Durant sa vie professionnelle, Money fut considéré comme un expert des comportements sexuels, spécialement pour avoir démontré que le genre était un acquis, un apprentissage plutôt que quelque chose d’inné. Plusieurs années plus tard, cependant, son cas le plus célèbre se révélera un échec[7]. Il s'agit de la réattribution sexuelle de David Reimer, également connue comme « le cas John/Joan » dans le monde académique.

En 1966, une circoncision ratée laissa Bruce Reimer, alors âgé de 8 mois, sans pénis. « Persuadé que s’il est élevé comme une fille, Bruce deviendra une fille », John Money conseille à ses parents de le transformer en fille[8]. Sur sa recommandation, 14 mois plus tard, on décida de faire du bébé une fille : on procéda à une ablation des testicules et on rebaptisa Bruce « Brenda »[7]. Money recommanda également un traitement hormonal lourd à base d’œstrogènes (ce qui fut fait) ainsi qu'une vaginoplastie à la puberté (ce qui ne fut pas fait).
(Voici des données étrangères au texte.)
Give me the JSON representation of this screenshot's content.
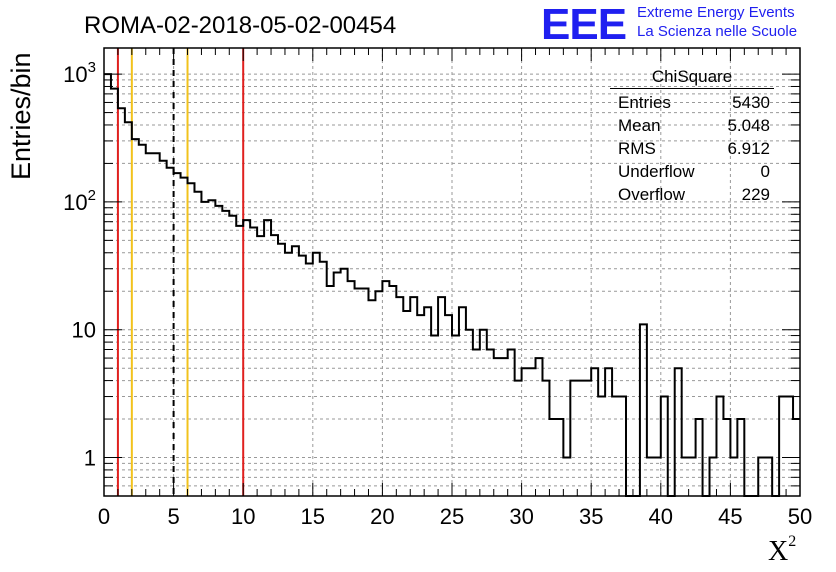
{
  "title": "ROMA-02-2018-05-02-00454",
  "logo": {
    "letters": "EEE",
    "line1": "Extreme Energy Events",
    "line2": "La Scienza nelle Scuole"
  },
  "stats": {
    "title": "ChiSquare",
    "rows": [
      {
        "label": "Entries",
        "value": "5430"
      },
      {
        "label": "Mean",
        "value": "5.048"
      },
      {
        "label": "RMS",
        "value": "6.912"
      },
      {
        "label": "Underflow",
        "value": "0"
      },
      {
        "label": "Overflow",
        "value": "229"
      }
    ]
  },
  "chart_data": {
    "type": "histogram",
    "title": "ROMA-02-2018-05-02-00454",
    "xlabel": "X²",
    "ylabel": "Entries/bin",
    "xlim": [
      0,
      50
    ],
    "ylim": [
      0.5,
      1600
    ],
    "yscale": "log",
    "grid": true,
    "bin_width": 0.5,
    "x_ticks": [
      "0",
      "5",
      "10",
      "15",
      "20",
      "25",
      "30",
      "35",
      "40",
      "45",
      "50"
    ],
    "y_ticks": [
      {
        "value": 1,
        "base": "1",
        "exp": ""
      },
      {
        "value": 10,
        "base": "10",
        "exp": ""
      },
      {
        "value": 100,
        "base": "10",
        "exp": "2"
      },
      {
        "value": 1000,
        "base": "10",
        "exp": "3"
      }
    ],
    "counts": [
      1000,
      770,
      540,
      420,
      310,
      280,
      240,
      240,
      210,
      185,
      168,
      155,
      140,
      120,
      100,
      103,
      93,
      85,
      78,
      65,
      72,
      63,
      54,
      72,
      55,
      47,
      40,
      45,
      38,
      33,
      40,
      34,
      22,
      28,
      30,
      24,
      21,
      21,
      17,
      20,
      24,
      22,
      18,
      14,
      18,
      13,
      15,
      9,
      18,
      13,
      9,
      15,
      10,
      7,
      10,
      7,
      6,
      6,
      7,
      4,
      5,
      5,
      6,
      4,
      2,
      2,
      1,
      4,
      4,
      4,
      5,
      3,
      5,
      3,
      3,
      0,
      0,
      11,
      1,
      1,
      3,
      0,
      5,
      1,
      1,
      2,
      0,
      1,
      3,
      2,
      1,
      2,
      0,
      0,
      1,
      1,
      0,
      3,
      3,
      2
    ],
    "vlines": [
      {
        "x": 1,
        "color": "#e0201e",
        "style": "solid"
      },
      {
        "x": 2,
        "color": "#f2c21c",
        "style": "solid"
      },
      {
        "x": 5,
        "color": "#000000",
        "style": "dashed"
      },
      {
        "x": 6,
        "color": "#f2c21c",
        "style": "solid"
      },
      {
        "x": 10,
        "color": "#e0201e",
        "style": "solid"
      }
    ]
  }
}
Il publia un nombre important d'articles affirmant que la réattribution était un succès.

Avec le cas Reimer, « Money est convaincu d'avoir prouvé que le sexe biologique s'efface pour peu qu'on lui inculque un autre "genre". » Il rédige de nombreux articles consacrés à ce cas, et, en 1972[7], un livre, Man - Woman, Boy - Girl. « Il y affirme que seule l'éducation fait des humains des sujets masculins ou féminins[9]. »

En 1997, Milton Diamond rapporta que la réattribution était au contraire un échec, que Reimer ne s'était jamais identifié comme femme ou comporté d'une manière typiquement féminine, qu'il avait changé de traitement hormonal pour prendre de la testostérone, et qu’il avait pris le nom de David à l'adolescence. Money fut accusé d'avoir falsifié ses recherches, mais ses défenseurs répondirent qu'il ne voyait Reimer qu'une fois par an durant toute la période de son implication sur ce cas, qu'il n'avait eu aucun contact avec la famille Reimer après 1978, et que durant ses visites annuelles, la famille avait menti à l'équipe du laboratoire sur les progrès de l'enfant.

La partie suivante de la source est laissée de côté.